We are coasting towards the end of the interminable Holiday Season and I am flagging, literally and figuratively.

First there was Country Day, already discussed.

Then came Flag Day. Considering Owen’s love of flags, we couldn’t let this one pass in its usual minimally celebrated manner. It was all in the decorating, of course, and the actual party consisted of a small gathering at our house that degenerated into a suitably American-style battle of kids and adults wielding heavy water weaponry such as Super-Soakers and hoses.
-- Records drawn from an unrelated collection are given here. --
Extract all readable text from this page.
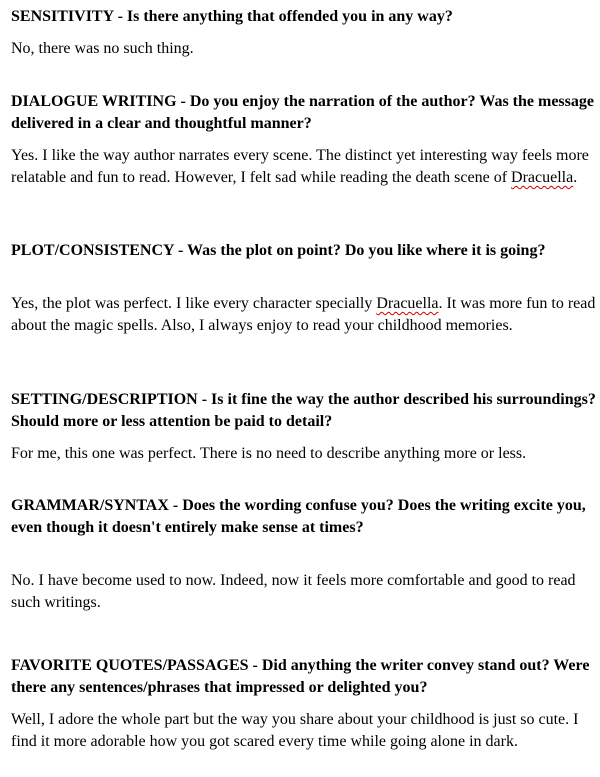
SENSITIVITY - Is there anything that offended you in any way?
No, there was no such thing.
DIALOGUE WRITING - Do you enjoy the narration of the author? Was the message delivered in a clear and thoughtful manner?
Yes. I like the way author narrates every scene. The distinct yet interesting way feels more relatable and fun to read. However, I felt sad while reading the death scene of Dracuella.
PLOT/CONSISTENCY - Was the plot on point? Do you like where it is going?
Yes, the plot was perfect. I like every character specially Dracuella. It was more fun to read about the magic spells. Also, I always enjoy to read your childhood memories.
SETTING/DESCRIPTION - Is it fine the way the author described his surroundings? Should more or less attention be paid to detail?
For me, this one was perfect. There is no need to describe anything more or less.
GRAMMAR/SYNTAX - Does the wording confuse you? Does the writing excite you, even though it doesn't entirely make sense at times?
No. I have become used to now. Indeed, now it feels more comfortable and good to read such writings.
FAVORITE QUOTES/PASSAGES - Did anything the writer convey stand out? Were there any sentences/phrases that impressed or delighted you?
Well, I adore the whole part but the way you share about your childhood is just so cute. I find it more adorable how you got scared every time while going alone in dark.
This week the holiday schedule peaks, with Canada Day (July 1) (thanks to Michelle in Berkeley for the heads-up on that one, although Owen has of course had the date firmly in his mind for months), the 4th of July, and, of course, North American Day.
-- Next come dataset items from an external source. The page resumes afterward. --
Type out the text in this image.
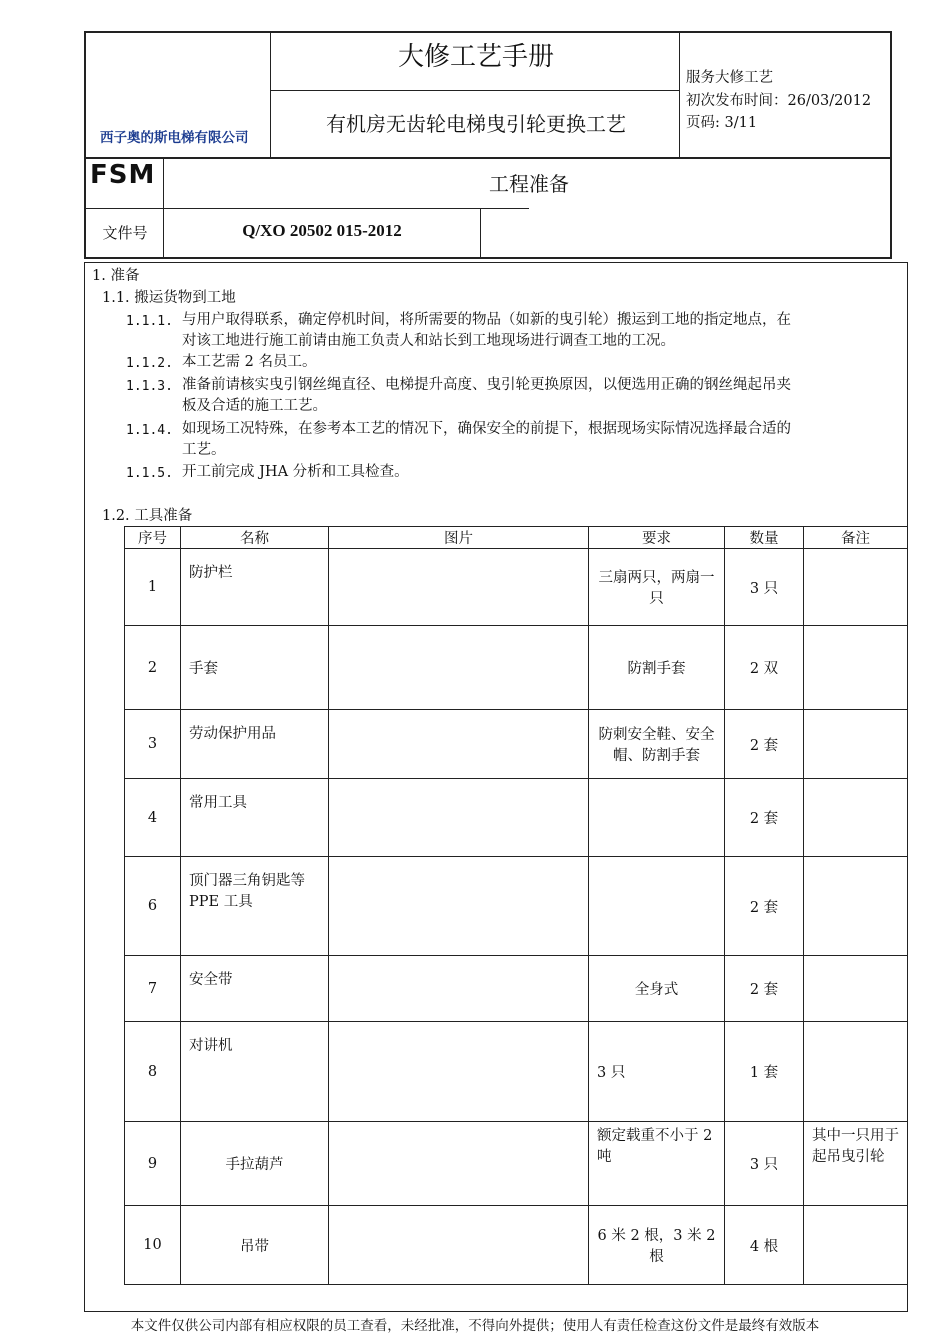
西子奥的斯电梯有限公司
大修工艺手册
有机房无齿轮电梯曳引轮更换工艺
服务大修工艺
初次发布时间：26/03/2012
页码: 3/11
FSM	工程准备
文件号	Q/XO 20502 015-2012
1. 准备
1.1. 搬运货物到工地
1.1.1. 与用户取得联系，确定停机时间，将所需要的物品（如新的曳引轮）搬运到工地的指定地点，在
对该工地进行施工前请由施工负责人和站长到工地现场进行调查工地的工况。
1.1.2. 本工艺需 2 名员工。
1.1.3. 准备前请核实曳引钢丝绳直径、电梯提升高度、曳引轮更换原因，以便选用正确的钢丝绳起吊夹
板及合适的施工工艺。
1.1.4. 如现场工况特殊，在参考本工艺的情况下，确保安全的前提下，根据现场实际情况选择最合适的
工艺。
1.1.5. 开工前完成 JHA 分析和工具检查。
1.2. 工具准备
序号	名称	图片	要求	数量	备注
1	防护栏		三扇两只，两扇一只	3 只	
2	手套		防割手套	2 双	
3	劳动保护用品		防刺安全鞋、安全帽、防割手套	2 套	
4	常用工具			2 套	
6	顶门器三角钥匙等 PPE 工具			2 套	
7	安全带		全身式	2 套	
8	对讲机		3 只	1 套	
9	手拉葫芦		额定载重不小于 2 吨	3 只	其中一只用于起吊曳引轮
10	吊带		6 米 2 根，3 米 2 根	4 根	
本文件仅供公司内部有相应权限的员工查看，未经批准，不得向外提供；使用人有责任检查这份文件是最终有效版本
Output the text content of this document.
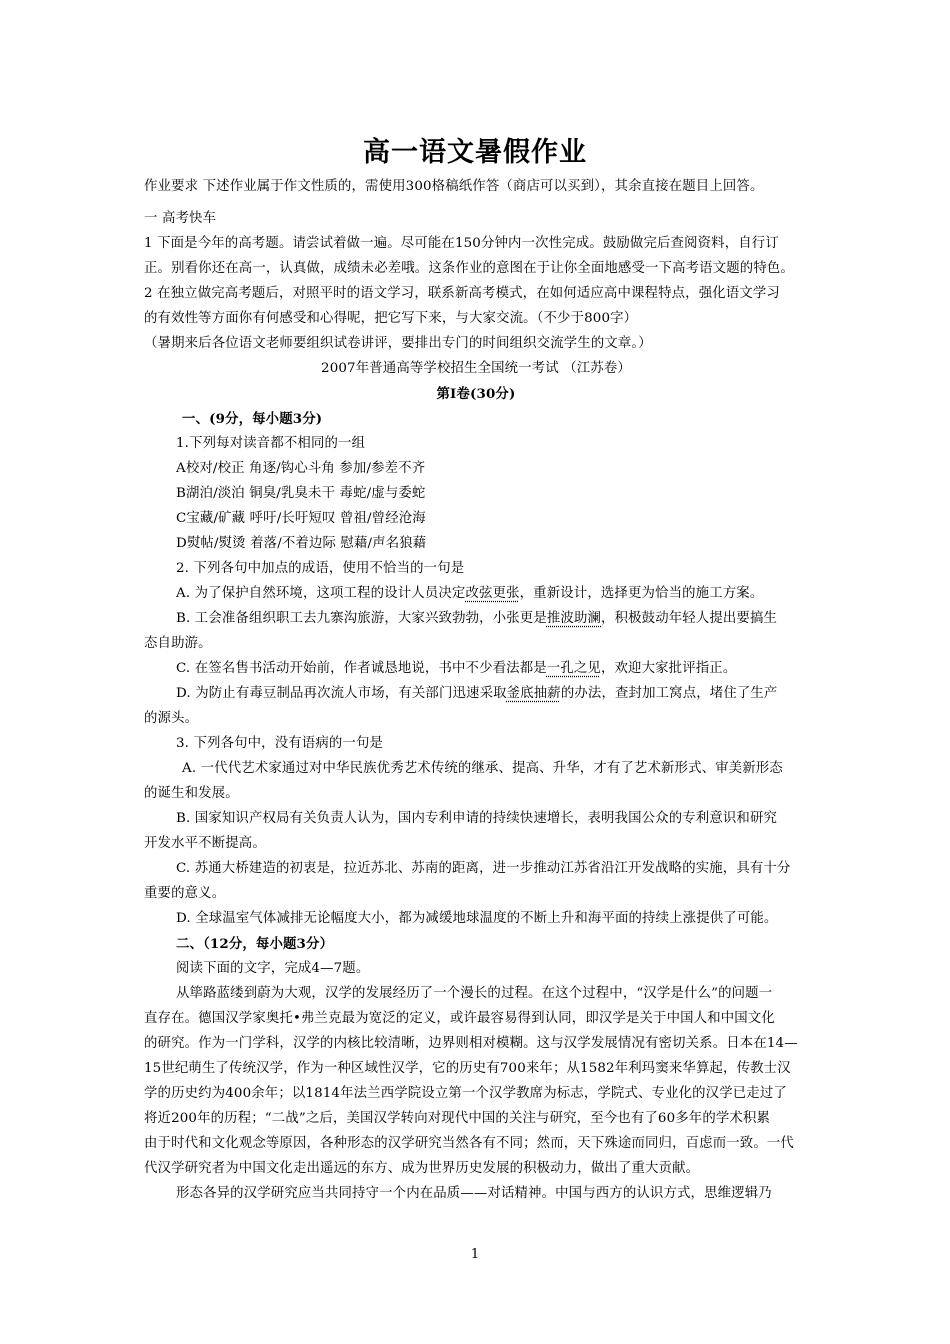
高一语文暑假作业
作业要求 下述作业属于作文性质的，需使用300格稿纸作答（商店可以买到），其余直接在题目上回答。
一 高考快车
1 下面是今年的高考题。请尝试着做一遍。尽可能在150分钟内一次性完成。鼓励做完后查阅资料，自行订
正。别看你还在高一，认真做，成绩未必差哦。这条作业的意图在于让你全面地感受一下高考语文题的特色。
2 在独立做完高考题后，对照平时的语文学习，联系新高考模式，在如何适应高中课程特点，强化语文学习
的有效性等方面你有何感受和心得呢，把它写下来，与大家交流。（不少于800字）
（暑期来后各位语文老师要组织试卷讲评，要排出专门的时间组织交流学生的文章。）
2007年普通高等学校招生全国统一考试 （江苏卷）
第Ⅰ卷(30分)
一、(9分，每小题3分)
1.下列每对读音都不相同的一组
A校对/校正 角逐/钩心斗角 参加/参差不齐
B湖泊/淡泊 铜臭/乳臭未干 毒蛇/虚与委蛇
C宝藏/矿藏 呼吁/长吁短叹 曾祖/曾经沧海
D熨帖/熨烫 着落/不着边际 慰藉/声名狼藉
2. 下列各句中加点的成语，使用不恰当的一句是
A. 为了保护自然环境，这项工程的设计人员决定改弦更张，重新设计，选择更为恰当的施工方案。
B. 工会准备组织职工去九寨沟旅游，大家兴致勃勃，小张更是推波助澜，积极鼓动年轻人提出要搞生
态自助游。
C. 在签名售书活动开始前，作者诚恳地说，书中不少看法都是一孔之见，欢迎大家批评指正。
D. 为防止有毒豆制品再次流人市场，有关部门迅速采取釜底抽薪的办法，查封加工窝点，堵住了生产
的源头。
3. 下列各句中，没有语病的一句是
A. 一代代艺术家通过对中华民族优秀艺术传统的继承、提高、升华，才有了艺术新形式、审美新形态
的诞生和发展。
B. 国家知识产权局有关负责人认为，国内专利申请的持续快速增长，表明我国公众的专利意识和研究
开发水平不断提高。
C. 苏通大桥建造的初衷是，拉近苏北、苏南的距离，进一步推动江苏省沿江开发战略的实施，具有十分
重要的意义。
D. 全球温室气体减排无论幅度大小，都为减缓地球温度的不断上升和海平面的持续上涨提供了可能。
二、（12分，每小题3分）
阅读下面的文字，完成4—7题。
从筚路蓝缕到蔚为大观，汉学的发展经历了一个漫长的过程。在这个过程中，“汉学是什么”的问题一
直存在。德国汉学家奥托•弗兰克最为宽泛的定义，或许最容易得到认同，即汉学是关于中国人和中国文化
的研究。作为一门学科，汉学的内核比较清晰，边界则相对模糊。这与汉学发展情况有密切关系。日本在14—
15世纪萌生了传统汉学，作为一种区域性汉学，它的历史有700来年；从1582年利玛窦来华算起，传教士汉
学的历史约为400余年；以1814年法兰西学院设立第一个汉学教席为标志，学院式、专业化的汉学已走过了
将近200年的历程；“二战”之后，美国汉学转向对现代中国的关注与研究，至今也有了60多年的学术积累
由于时代和文化观念等原因，各种形态的汉学研究当然各有不同；然而，天下殊途而同归，百虑而一致。一代
代汉学研究者为中国文化走出遥远的东方、成为世界历史发展的积极动力，做出了重大贡献。
形态各异的汉学研究应当共同持守一个内在品质——对话精神。中国与西方的认识方式，思维逻辑乃
1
Canada Day was celebrated earlier this week with the traditional feast of Canadian bacon and waffles with maple syrup, served on paper plates emblazoned with the Canadian flag. Special Note: All spills were also mopped up with Canadian flag napkins.

Up tomorrow, the joint celebration of the 4th of July and North America Day. Although the 4th has long been one of my very favorite holidays, Owen has refused to acknowledge solely his home country on this most American of holidays. He has thus proclaimed it to be “North American Day” and towards that end, has been busily cranking out Canadian, Mexican and Honduran flags using his patented paper and crayon technology and taping them to sticks to wave at our little Village’s uber-Patriotic 4th of July parade. I fear for my safety if forced to protect my little Internationalist from patriots who don’t see the humor in little kids waving homemade Honduran flags at a 4th of July parade. All part of a dad’s days work I suppose.
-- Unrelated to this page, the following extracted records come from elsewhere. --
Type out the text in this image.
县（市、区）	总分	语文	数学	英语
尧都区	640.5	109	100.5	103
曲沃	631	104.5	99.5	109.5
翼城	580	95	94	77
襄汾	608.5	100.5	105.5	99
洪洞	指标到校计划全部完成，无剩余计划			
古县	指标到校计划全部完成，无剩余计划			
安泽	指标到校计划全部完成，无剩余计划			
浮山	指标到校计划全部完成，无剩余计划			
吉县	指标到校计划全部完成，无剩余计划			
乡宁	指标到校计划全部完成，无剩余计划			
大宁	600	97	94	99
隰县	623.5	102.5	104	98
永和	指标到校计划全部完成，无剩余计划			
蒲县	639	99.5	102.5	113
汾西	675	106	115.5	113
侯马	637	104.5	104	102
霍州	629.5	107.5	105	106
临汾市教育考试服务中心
A favorite 4th of July memory: Years ago, I was spending the summer studying in Tilburg, the Netherlands. Despite all the fun and adventure that went with that summer, I remember being a bit sad to be spending the 4th in a country where it passed unnoticed (and where the sun stubbornly refused to come out for weeks at a time). I recall being greatly cheered when one of the Dutch guys who lived on my dormitory floor but did not speak very good English approached me on the 4th, awkwardly shook my hand, and said “Congratulations on your independence.”